De therapie van [minderjarige 1] zal naar verwachting in de zomervakantie worden afgerond. [minderjarige 1] lijkt aan zijn plafond te zitten, waardoor niet alle doelen gehaald zullen worden. Mogelijk heeft hij in de toekomst nog aanvullende therapie nodig. Daarbij zal rekening worden gehouden met zijn motivatie en draagkracht, om therapie-moeheid te voorkomen. [minderjarige 1] gaat sinds vorig schooljaar naar het speciaal onderwijs. In het schooljaar 2023/2024 verbleef hij op een zorgboerderij, nadat hij volledig vastliep in het reguliere onderwijs in het jaar daarvoor. Nu is [minderjarige 1] gemotiveerd om naar school te gaan. Wel voelt hij zich snel onveilig, wat zich vaak uit in externaliserend gedrag. De leerkracht heeft aangegeven dat [minderjarige 1] actief meedoet in de lessen, maar dat zijn aandacht en inzet dalen wanneer hij zich minder goed voelt. Ook heeft hij moeite met fouten maken, hij voelt zich snel aangesproken en denkt ook vaak dat hij dingen verkeerd doet. Zijn contact met medeleerlingen is selectief. [minderjarige 1] zal in het komend jaar de stap maken naar het speciaal voortgezet onderwijs. De verwachting is dat deze verandering veel invloed op hem zal hebben en dat er een groot beroep zal worden gedaan op de pleegouders.
4.3.
[minderjarige 2] gaat naar het reguliere onderwijs, ook heeft hij voldoende vriendjes, zowel op school als daarbuiten. Wel kampt hij met concentratieproblemen en is hij snel afgeleid. Sinds oktober 2024 gaat [minderjarige 2] een weekend per maand naar een weekendpleeggezin, wat zowel voor hem als voor zijn grootouders een positieve stap is. De weekendpleegouders geven aan dat [minderjarige 2] veel nabijheid en positieve bevestiging nodig heeft. [minderjarige 2] is het enige kind dat in het weekend komt logeren, waardoor er voldoende ruimte is om aan deze behoefte te voldoen.
4.4.
De groot- tevens pleegouders hebben in het afgelopen jaar systeembehandeling (traumasensitief opvoeden) gekregen, zij zetten zich zichtbaar in om stapsgewijs de situatie in hun gezin te verbeteren. Wel blijft een aandachtspunt dat beide grootouders voldoende ontspanning voor zichzelf vinden. Opa heeft eerder stressklachten gehad en staat onder controle van de huisarts. Samen met de jeugdbeschermer en pleegzorgwerker wordt nauwlettend in de gaten gehouden dat de draagkracht van opa en oma niet wordt overschreden.
4.5.
De vader woont dicht bij de grootouders en hij eet dagelijks mee.

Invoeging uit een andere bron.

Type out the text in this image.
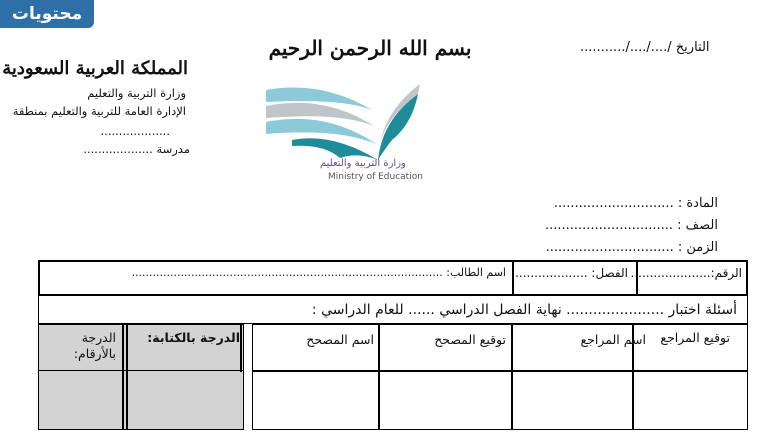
محتويات
المملكة العربية السعودية
وزارة التربية والتعليم
الإدارة العامة للتربية والتعليم بمنطقة
...................
مدرسة ...................
بسم الله الرحمن الرحيم
وزارة التربية والتعليم
Ministry of Education
التاريخ /..../..../...........
المادة : .............................
الصف : ...............................
الزمن : ...............................
الرقم:.....................
الفصل: ...................
اسم الطالب: .........................................................................................
أسئلة اختبار ...................... نهاية الفصل الدراسي ...... للعام الدراسي :
توقيع المراجع
اسم المراجع
توقيع المصحح
اسم المصحح
الدرجة بالكتابة:
الدرجة بالأرقام:
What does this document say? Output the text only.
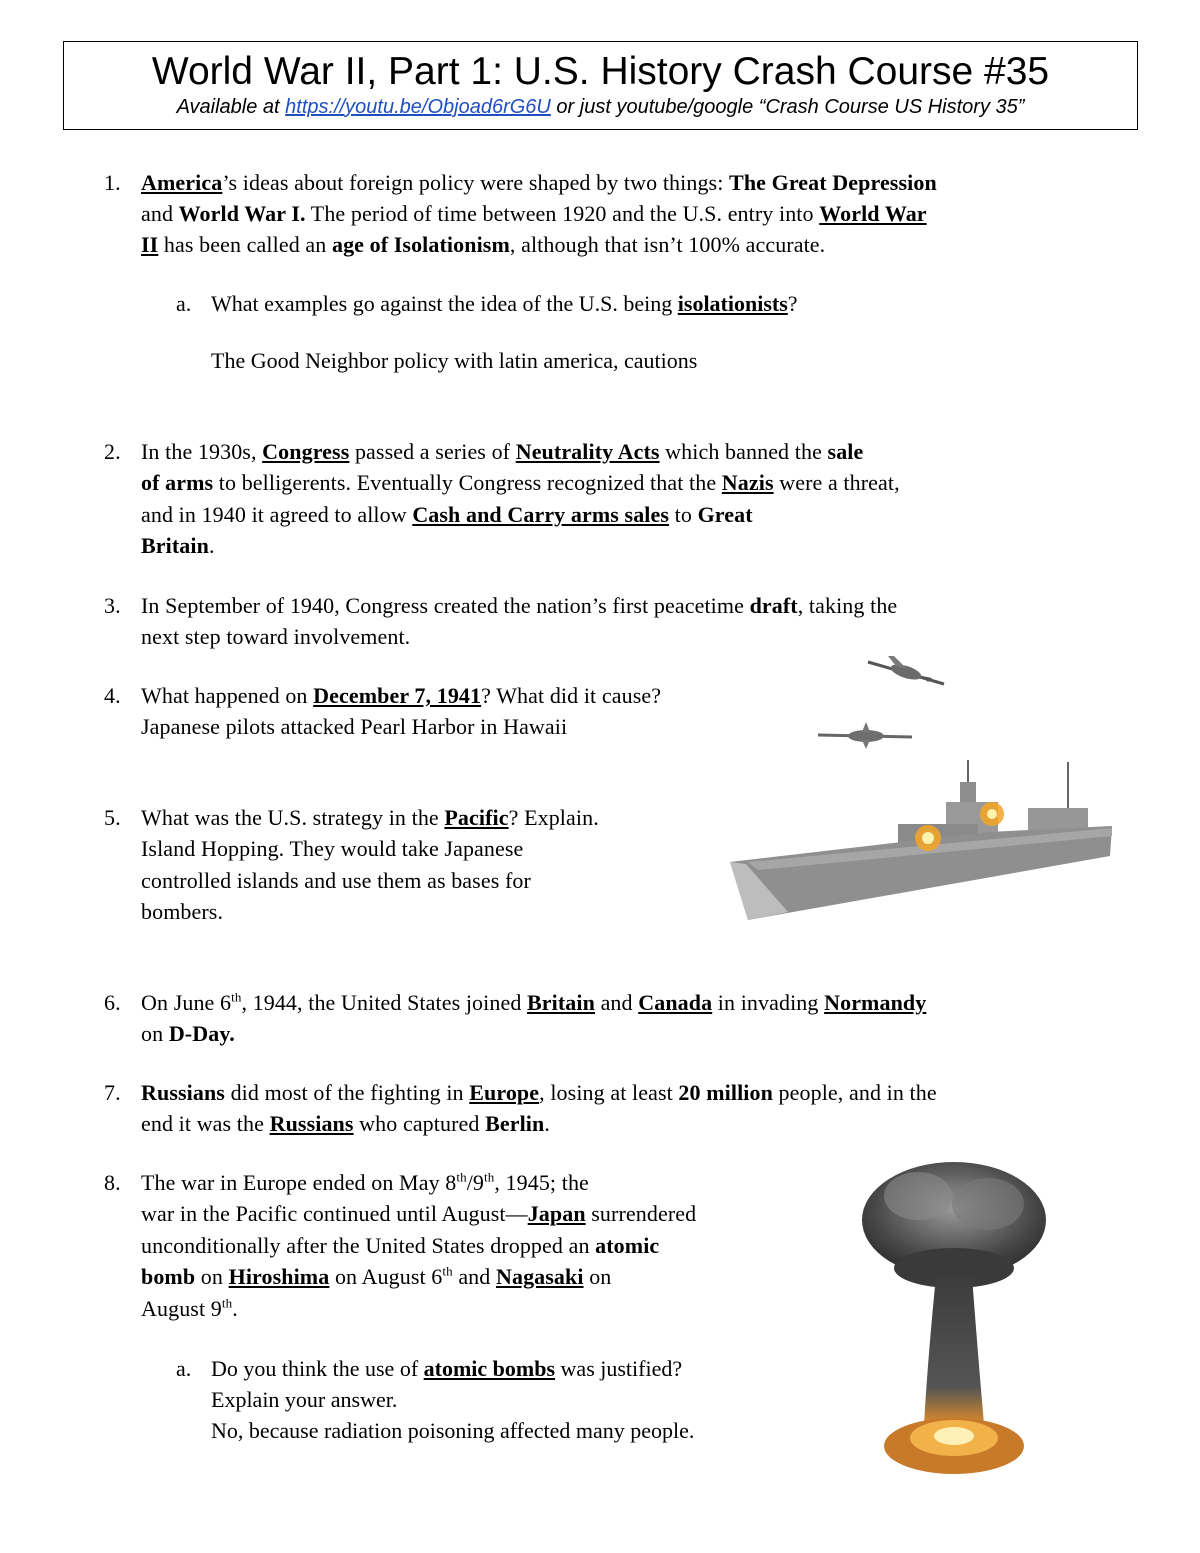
World War II, Part 1: U.S. History Crash Course #35
Available at https://youtu.be/Objoad6rG6U or just youtube/google “Crash Course US History 35”
1. America’s ideas about foreign policy were shaped by two things: The Great Depression
and World War I. The period of time between 1920 and the U.S. entry into World War
II has been called an age of Isolationism, although that isn’t 100% accurate.
a. What examples go against the idea of the U.S. being isolationists?
The Good Neighbor policy with latin america, cautions
2. In the 1930s, Congress passed a series of Neutrality Acts which banned the sale
of arms to belligerents. Eventually Congress recognized that the Nazis were a threat,
and in 1940 it agreed to allow Cash and Carry arms sales to Great
Britain.
3. In September of 1940, Congress created the nation’s first peacetime draft, taking the
next step toward involvement.
4. What happened on December 7, 1941? What did it cause?
Japanese pilots attacked Pearl Harbor in Hawaii
5. What was the U.S. strategy in the Pacific? Explain.
Island Hopping. They would take Japanese
controlled islands and use them as bases for
bombers.
6. On June 6th, 1944, the United States joined Britain and Canada in invading Normandy
on D-Day.
7. Russians did most of the fighting in Europe, losing at least 20 million people, and in the
end it was the Russians who captured Berlin.
8. The war in Europe ended on May 8th/9th, 1945; the
war in the Pacific continued until August—Japan surrendered
unconditionally after the United States dropped an atomic
bomb on Hiroshima on August 6th and Nagasaki on
August 9th.
a. Do you think the use of atomic bombs was justified?
Explain your answer.
No, because radiation poisoning affected many people.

Elk weekend logeert één van de kinderen bij hem, waardoor er sprake is van een natuurlijk en structureel contact. Desondanks worstelt de vader met het stellen van grenzen, bijvoorbeeld voor wat betreft gamen. Ook is hij druk met zijn eigen klusbedrijf, hij is het afgelopen jaar niet aanwezig geweest bij overleggen met de GI. Verder toont hij weinig interesse in de inhoudelijke aspecten van de therapie van de kinderen. Wel laat hij blijken dat hij wil dat het goed met hen gaat.
4.6.
Sinds enkele maanden heeft de moeder een stabiele woonplek en heeft zij gesprekken met de praktijkondersteuner. [minderjarige 2] en [minderjarige 1] hebben eens per drie weken begeleide omgang met de moeder. In de vakanties mag de moeder een voorstel doen voor langer contact, onder begeleiding. De moeder heeft periodes van ernstige verslaving gekend, maar zij geeft nu aan al meer dan een jaar clean te zijn. Ze laat blijken geen GGZ behandeling te willen uit angst voor emotionele instabiliteit en een terugval in verslaving. De vader en de moeder krijgen beiden momenteel extra begeleiding vanuit [jeugdzorginstelling] . waar ook de beide kinderen therapie krijgen.
4.7.
Onderzocht wordt of de begeleide contactmomenten, die nu bij de grootouders thuis plaatsvinden, elders (begeleid) kunnen plaatsvinden. Het is de bedoeling dat de GI daar in de komende maanden mee aan de slag gaat. De moeder zal dan moeten laten zien dat zij in staat is om de contactmomenten goed voor te bereiden, door bijvoorbeeld passende locaties aan te dragen, spullen mee te nemen of om financiële middelen te hebben om wat extra’s te kunnen doen. De GI wenst de contacten op dit moment niet qua frequentie uit te breiden, maar wel in locatie of eventueel in duur, opdat de moeder meer tijd zal krijgen om de band met haar kinderen te verstevigen.
4.8.
Gebleken is dat de ouders nog steeds niet met elkaar kunnen communiceren. Pogingen van de GI om daarin verbetering te brengen zijn zonder resultaat gebleven. De ouders hebben aangegeven niet te verwachten dat dit in de toekomst anders zal worden. Ook blijkt het voor hen moeilijk - vanuit onmacht, niet uit onwil - om opdrachten van de jeugdbeschermer, zoals het ondertekenen van een document uit te voeren.
4.9.
Een overdracht van de hulpverlening naar het vrijwillig kader is niet mogelijk gebleken. De gemeente heeft daarover aangegeven dat de zorgvraag te complex is. Er is intensieve en gespecialiseerde begeleiding nodig op verschillende gebieden, zoals psychische problematiek en traumaverwerking, onderwijs en gedragsregulatie, onder-steuning aan de grootouders en de complexe gezinsdynamiek met beperkte ouderlijke draagkracht. De benodigde zorg vraagt om specialistische kennis, continuïteit en intensieve coördinatie tussen school, pleegouders en de hulpverlening. De gemeente beschikt niet over mogelijkheden om in die situatie als regiehouder te fungeren, aangezien het een langdurig en complex zorgtraject betreft.
4.10.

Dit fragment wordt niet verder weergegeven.